As an auditor of a small business, how can you assure the internal control system of that company?

Auditing and Assurance Revision Questions and Answers

Internal control is a set of internally generated policies and procedures adopted by the management of an enterprise which is pre requisite for an organization‟s efficient and effective performance. It is thus a primary responsibility of every management to create and maintained adequate system of internal control appropriate to the size and nature of the business entity.

The system of internal control as the process designed, implemented and maintained by those charged with governance, management and other personnel to provide reasonable assurance about the achievement of an entity‟s objectives with regard to reliability of financial reporting, effectiveness & efficiency of operations, safeguarding of assets and compliance with applicable laws & regulations.

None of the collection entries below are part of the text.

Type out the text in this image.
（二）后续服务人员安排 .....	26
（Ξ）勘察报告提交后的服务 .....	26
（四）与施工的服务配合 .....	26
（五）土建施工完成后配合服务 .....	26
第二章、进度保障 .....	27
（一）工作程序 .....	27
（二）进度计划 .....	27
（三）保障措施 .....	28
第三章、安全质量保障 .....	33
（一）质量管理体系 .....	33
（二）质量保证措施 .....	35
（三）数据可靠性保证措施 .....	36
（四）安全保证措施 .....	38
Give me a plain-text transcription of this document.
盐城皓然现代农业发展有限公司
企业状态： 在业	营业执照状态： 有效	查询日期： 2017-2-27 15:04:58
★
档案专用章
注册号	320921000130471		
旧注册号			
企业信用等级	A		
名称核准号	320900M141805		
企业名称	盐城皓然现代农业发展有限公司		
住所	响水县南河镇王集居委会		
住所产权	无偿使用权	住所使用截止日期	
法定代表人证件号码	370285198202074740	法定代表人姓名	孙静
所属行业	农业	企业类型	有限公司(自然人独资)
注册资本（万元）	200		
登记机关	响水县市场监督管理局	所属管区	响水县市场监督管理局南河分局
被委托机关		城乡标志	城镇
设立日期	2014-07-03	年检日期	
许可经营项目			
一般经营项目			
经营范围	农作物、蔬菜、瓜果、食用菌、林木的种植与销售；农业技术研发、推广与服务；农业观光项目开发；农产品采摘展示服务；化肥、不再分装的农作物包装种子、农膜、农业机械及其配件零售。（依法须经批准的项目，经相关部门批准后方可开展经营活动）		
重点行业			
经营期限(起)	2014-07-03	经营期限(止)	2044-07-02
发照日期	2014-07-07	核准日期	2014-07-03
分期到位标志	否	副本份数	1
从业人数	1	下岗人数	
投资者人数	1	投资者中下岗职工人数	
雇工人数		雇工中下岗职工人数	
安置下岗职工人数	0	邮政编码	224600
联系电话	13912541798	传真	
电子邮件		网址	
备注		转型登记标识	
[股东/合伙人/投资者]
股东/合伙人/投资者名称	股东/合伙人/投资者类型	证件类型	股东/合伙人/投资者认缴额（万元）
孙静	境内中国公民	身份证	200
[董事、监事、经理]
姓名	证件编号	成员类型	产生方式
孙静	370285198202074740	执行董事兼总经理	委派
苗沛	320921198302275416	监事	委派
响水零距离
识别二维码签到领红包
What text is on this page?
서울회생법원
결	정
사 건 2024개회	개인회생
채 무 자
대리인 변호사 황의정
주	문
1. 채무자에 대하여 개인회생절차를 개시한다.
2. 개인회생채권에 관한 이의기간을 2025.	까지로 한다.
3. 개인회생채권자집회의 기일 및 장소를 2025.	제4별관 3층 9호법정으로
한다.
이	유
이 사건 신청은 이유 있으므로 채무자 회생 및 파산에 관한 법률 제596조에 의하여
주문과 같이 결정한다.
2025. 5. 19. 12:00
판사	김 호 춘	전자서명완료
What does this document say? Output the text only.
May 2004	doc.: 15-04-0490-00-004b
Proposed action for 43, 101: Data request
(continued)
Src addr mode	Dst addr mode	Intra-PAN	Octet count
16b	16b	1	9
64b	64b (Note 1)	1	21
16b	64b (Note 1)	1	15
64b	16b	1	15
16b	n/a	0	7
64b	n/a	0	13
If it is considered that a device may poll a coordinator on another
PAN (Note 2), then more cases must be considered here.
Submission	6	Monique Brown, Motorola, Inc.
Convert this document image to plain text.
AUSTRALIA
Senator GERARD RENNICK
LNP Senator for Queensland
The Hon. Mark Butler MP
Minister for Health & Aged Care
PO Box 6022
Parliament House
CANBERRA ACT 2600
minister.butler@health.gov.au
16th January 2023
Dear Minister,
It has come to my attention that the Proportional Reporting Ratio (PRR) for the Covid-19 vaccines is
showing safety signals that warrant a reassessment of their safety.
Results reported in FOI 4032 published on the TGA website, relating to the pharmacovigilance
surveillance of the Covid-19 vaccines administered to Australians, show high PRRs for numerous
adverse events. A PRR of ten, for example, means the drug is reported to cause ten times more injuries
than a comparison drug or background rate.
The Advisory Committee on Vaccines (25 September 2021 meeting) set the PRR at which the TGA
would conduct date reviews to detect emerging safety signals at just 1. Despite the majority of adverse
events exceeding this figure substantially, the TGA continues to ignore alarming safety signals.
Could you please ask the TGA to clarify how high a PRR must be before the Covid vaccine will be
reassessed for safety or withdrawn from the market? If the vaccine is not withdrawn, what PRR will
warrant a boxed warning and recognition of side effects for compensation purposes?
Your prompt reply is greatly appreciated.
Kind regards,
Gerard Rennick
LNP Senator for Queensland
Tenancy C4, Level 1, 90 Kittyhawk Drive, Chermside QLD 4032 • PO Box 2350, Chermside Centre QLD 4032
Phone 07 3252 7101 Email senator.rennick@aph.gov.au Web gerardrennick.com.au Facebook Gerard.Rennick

The auditor needs to obtain the same degree of assurance in order to given an unqualified opinion on the financial statements of both small & large entities. However many controls which would be relevant to large entities are not practical in small business. For example, in a small business, accounting procedure may be performed by a few persons.

Small business is characterized by the lower number of employees, minimum investment of capital, small capacity of production, difficulty to segregate the owner and the management and there is less use of technology. It means the business is producing the product (if it is a manufacturing industry) manually using very less mechanical tools and traditional tools.

Like, another characteristic is the simplicity and local products designed to cover up the local environment. It is highly labour intensive and less machine oriented in nature. Also the business is dependent with the skill labour instead of installing high value of machine.
Those persons may have both operating and custodial responsibilities and segregation of function may be missing or severely limited.

Inadequate segregation of duties, may in some cases, is offset by supervisory controls exercised by the owner. The supervisory function by the owner becomes possible because of the fact that he has direct personal knowledge of the business and involvement in the business transactions.

In circumstances where segregation of duties is limited and the evidence of supervisory controls is lacking the evidence necessary to support the auditors opinion on the financial information may have to be obtained largely through substantive procedure.